Biz neyle meşguldük o günler.
Mesela irtica vardı. Laiklik elden gidiyordu. Dinci anarşi vardı.
PKK ile bir mücadele vardı ki bazı yerlere girilemiyordu. Şimdilerde petrol fışkıran Gabar dağları kurtarılmış bölgeydi.
İktidar kavgaları, koalisyon hükümetlerinin kısa süren ömürleri ile ve sonrasında çıkan krizler ile.

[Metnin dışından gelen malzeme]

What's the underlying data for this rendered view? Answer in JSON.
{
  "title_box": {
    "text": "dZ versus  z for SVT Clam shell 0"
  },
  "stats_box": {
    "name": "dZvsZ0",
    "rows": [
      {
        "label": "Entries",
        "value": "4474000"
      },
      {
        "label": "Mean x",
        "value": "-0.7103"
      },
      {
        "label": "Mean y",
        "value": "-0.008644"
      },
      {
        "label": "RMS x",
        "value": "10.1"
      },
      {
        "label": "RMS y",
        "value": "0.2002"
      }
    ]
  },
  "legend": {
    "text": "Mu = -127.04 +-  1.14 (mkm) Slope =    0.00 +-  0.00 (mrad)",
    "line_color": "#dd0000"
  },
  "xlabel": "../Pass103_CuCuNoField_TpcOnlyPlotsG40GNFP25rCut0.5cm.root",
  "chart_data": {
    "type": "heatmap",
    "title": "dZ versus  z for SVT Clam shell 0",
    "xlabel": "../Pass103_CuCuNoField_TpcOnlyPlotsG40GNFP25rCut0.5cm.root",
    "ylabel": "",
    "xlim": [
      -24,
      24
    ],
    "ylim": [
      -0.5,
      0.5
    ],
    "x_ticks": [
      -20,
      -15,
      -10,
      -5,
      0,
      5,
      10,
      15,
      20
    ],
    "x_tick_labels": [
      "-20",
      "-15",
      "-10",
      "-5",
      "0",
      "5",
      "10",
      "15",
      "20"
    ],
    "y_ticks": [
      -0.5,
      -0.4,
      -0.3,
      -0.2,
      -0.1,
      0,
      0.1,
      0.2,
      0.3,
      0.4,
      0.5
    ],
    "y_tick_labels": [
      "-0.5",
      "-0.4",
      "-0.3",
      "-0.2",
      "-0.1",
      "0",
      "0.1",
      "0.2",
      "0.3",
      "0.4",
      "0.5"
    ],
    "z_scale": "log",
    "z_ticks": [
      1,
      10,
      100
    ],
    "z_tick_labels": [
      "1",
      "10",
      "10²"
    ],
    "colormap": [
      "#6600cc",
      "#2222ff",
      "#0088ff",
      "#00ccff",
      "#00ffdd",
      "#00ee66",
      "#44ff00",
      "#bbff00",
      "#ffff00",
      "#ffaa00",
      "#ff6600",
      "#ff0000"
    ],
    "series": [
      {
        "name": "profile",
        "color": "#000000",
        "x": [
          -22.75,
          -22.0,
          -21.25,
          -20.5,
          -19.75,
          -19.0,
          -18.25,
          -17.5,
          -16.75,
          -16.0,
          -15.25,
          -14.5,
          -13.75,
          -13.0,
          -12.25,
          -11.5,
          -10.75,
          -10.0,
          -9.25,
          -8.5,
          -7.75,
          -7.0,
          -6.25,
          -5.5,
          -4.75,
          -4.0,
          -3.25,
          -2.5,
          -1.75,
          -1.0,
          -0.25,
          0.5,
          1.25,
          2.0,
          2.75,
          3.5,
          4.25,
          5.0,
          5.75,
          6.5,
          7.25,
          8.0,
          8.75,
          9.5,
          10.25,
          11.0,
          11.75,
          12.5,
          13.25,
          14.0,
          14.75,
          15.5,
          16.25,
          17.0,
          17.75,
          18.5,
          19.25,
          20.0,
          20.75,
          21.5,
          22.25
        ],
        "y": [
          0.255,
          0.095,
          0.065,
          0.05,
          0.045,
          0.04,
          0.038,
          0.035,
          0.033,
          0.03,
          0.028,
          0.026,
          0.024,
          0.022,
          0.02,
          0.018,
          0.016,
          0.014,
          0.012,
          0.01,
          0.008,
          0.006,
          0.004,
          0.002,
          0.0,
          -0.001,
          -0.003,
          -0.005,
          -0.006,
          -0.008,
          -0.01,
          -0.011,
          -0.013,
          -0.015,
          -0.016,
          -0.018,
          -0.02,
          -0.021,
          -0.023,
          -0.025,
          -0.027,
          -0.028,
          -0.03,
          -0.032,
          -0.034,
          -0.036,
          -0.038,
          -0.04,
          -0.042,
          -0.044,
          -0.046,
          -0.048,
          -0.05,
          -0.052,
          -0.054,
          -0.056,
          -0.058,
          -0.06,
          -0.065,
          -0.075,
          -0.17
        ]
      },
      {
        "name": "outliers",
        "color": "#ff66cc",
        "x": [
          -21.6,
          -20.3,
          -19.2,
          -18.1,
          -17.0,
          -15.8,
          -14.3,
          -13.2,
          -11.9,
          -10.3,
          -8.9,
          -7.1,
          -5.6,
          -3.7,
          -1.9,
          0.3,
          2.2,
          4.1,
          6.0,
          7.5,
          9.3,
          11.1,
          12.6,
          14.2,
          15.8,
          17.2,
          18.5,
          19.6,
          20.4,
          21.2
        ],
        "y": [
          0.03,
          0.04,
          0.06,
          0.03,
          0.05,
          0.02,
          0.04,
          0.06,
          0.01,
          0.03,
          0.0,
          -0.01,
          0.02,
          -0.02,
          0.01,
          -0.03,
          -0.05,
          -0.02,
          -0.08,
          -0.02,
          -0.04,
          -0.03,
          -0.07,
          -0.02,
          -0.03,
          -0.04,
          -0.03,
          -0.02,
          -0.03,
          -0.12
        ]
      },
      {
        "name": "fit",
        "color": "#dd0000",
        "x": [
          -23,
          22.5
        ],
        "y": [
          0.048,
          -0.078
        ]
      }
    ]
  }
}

Ekonomik kriz çıkartmakla meşguldük.
Sen terörle mücadele ederken birileri sana verdiği tarihi eser etkili menzili 400 metre menzilli silahı kullanmana müsaade etmemiş, mühimmat ve yedek parça vermemiş, karaborsadan Kuzey Iraktan Kalaşnikof almışsın ama hala uyanmamışsın bu silahları kendimizin yapması lazım diye uğraşmamışsın.
Kıbrıs çıkarmasını silahımız olmadığı için yapamadığımızı çıkarma gemimiz olmadığı için yapamadığımızı unutmuşsun.
Paran ile silah alamamışsın. Sana ambargo uygulamışlar sende hay hay demişsin.
Sen neyle meşguldün o günlerde?
Türk yerli silah sanayii mühendislerini bir bir sütten kazalar ile tereyağından kıl çekercesine katledilmelerini seyretmekteydin.
Ve intihar süsü verilerek üstü kapatılırken cinayetlerin sen gözlerini, kulaklarını kapatmışsın.
Görmemişsin, duymamışsın susmuşsun.
İsrail’le silah anlaşmaları yapmakla asırlırlık tankların yeniden revizyonu için adeta yalvarmışsın.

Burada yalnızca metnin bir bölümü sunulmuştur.